Bloom Energy Corp (NYSE:BE) stock is spiraling today, after Hindenburg Research issued a scathing report on the solid oxide fuel cell specialist. The short seller called BE an "obvious bankruptcy candidate," and said the firm will likely "wind up in the history books alongside failed companies like Theranos or Solyndra."
In its note, Hindenburg Research highlighted out roughly $2.2 billion in "undisclosed servicing liabilities that the market has missed," and labeled the company's operations as "an emissions-spewing hazardous waste-creating, uneconomical product." In a statement released today, Bloom Energy said it "strongly disagree[s] with the conclusions drawn."
The damage is done, though, with BE stock down 20% at $3.35, earlier hitting a record low of $3.10. And with the equity on the short-sale restricted list, options traders are in overdrive, with 4,500 calls and 3,400 puts on the tape -- seven times what's typically seen at this point in the day, and volume pacing in the 100th annual percentile.

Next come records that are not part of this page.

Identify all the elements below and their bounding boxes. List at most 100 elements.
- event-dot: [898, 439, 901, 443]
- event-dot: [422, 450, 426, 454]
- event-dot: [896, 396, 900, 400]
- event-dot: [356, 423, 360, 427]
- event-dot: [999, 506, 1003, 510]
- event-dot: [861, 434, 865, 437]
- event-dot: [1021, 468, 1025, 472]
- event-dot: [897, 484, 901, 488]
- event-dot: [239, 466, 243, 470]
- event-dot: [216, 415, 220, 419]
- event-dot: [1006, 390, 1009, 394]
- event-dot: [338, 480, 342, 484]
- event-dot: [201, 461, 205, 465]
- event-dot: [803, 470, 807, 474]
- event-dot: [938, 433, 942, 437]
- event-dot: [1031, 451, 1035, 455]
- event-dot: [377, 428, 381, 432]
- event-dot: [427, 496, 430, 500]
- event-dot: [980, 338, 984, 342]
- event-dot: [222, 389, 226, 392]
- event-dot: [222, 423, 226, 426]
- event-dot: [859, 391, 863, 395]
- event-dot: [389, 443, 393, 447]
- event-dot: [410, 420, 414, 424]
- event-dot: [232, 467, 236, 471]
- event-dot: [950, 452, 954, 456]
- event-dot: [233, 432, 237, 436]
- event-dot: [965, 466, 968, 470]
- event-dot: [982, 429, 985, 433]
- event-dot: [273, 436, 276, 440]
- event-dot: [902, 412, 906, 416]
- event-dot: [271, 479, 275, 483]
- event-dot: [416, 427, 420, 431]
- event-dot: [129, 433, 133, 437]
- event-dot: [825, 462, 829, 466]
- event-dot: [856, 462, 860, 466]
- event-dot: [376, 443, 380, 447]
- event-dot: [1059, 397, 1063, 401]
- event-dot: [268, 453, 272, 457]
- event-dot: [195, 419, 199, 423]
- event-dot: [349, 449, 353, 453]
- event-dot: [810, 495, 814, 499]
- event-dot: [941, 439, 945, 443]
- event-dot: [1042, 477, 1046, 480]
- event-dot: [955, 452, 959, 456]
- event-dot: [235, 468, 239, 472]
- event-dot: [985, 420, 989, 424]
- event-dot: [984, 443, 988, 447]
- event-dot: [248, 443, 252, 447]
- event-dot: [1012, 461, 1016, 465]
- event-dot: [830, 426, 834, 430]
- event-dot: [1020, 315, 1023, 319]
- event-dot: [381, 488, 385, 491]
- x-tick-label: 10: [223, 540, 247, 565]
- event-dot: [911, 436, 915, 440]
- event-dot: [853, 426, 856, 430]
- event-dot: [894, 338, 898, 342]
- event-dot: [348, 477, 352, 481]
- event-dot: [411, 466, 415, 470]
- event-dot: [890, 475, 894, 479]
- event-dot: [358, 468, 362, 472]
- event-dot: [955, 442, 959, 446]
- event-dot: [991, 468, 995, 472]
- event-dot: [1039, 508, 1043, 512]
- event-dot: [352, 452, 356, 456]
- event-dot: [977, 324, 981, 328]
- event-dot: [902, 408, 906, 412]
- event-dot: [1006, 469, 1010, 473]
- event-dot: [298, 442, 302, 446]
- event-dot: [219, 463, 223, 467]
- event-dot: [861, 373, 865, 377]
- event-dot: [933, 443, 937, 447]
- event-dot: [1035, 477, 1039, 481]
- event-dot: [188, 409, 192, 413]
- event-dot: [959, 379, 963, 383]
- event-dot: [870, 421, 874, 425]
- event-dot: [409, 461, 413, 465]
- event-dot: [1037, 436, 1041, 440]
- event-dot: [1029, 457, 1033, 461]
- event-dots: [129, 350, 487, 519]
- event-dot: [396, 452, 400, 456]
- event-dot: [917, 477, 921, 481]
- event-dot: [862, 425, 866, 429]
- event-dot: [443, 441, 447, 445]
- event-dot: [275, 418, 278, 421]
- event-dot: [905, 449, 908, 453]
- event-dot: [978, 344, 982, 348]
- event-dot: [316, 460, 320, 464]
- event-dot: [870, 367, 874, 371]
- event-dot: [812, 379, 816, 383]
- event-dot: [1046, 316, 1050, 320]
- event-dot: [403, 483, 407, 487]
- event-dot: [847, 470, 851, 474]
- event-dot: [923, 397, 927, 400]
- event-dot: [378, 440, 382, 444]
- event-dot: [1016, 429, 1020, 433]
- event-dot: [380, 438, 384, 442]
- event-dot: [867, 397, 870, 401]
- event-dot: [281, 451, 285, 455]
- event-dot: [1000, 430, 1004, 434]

The September 4 put is most active, and it looks like speculators may be buying to close these now in-the-money options. New positions are being initiated at the October 3 put, though it's not clear if they're being bought or sold. Put buyers expect BE to extend its slide into record-low territory through October options expiration, while put writers are betting on the $3 to serve as short-term support.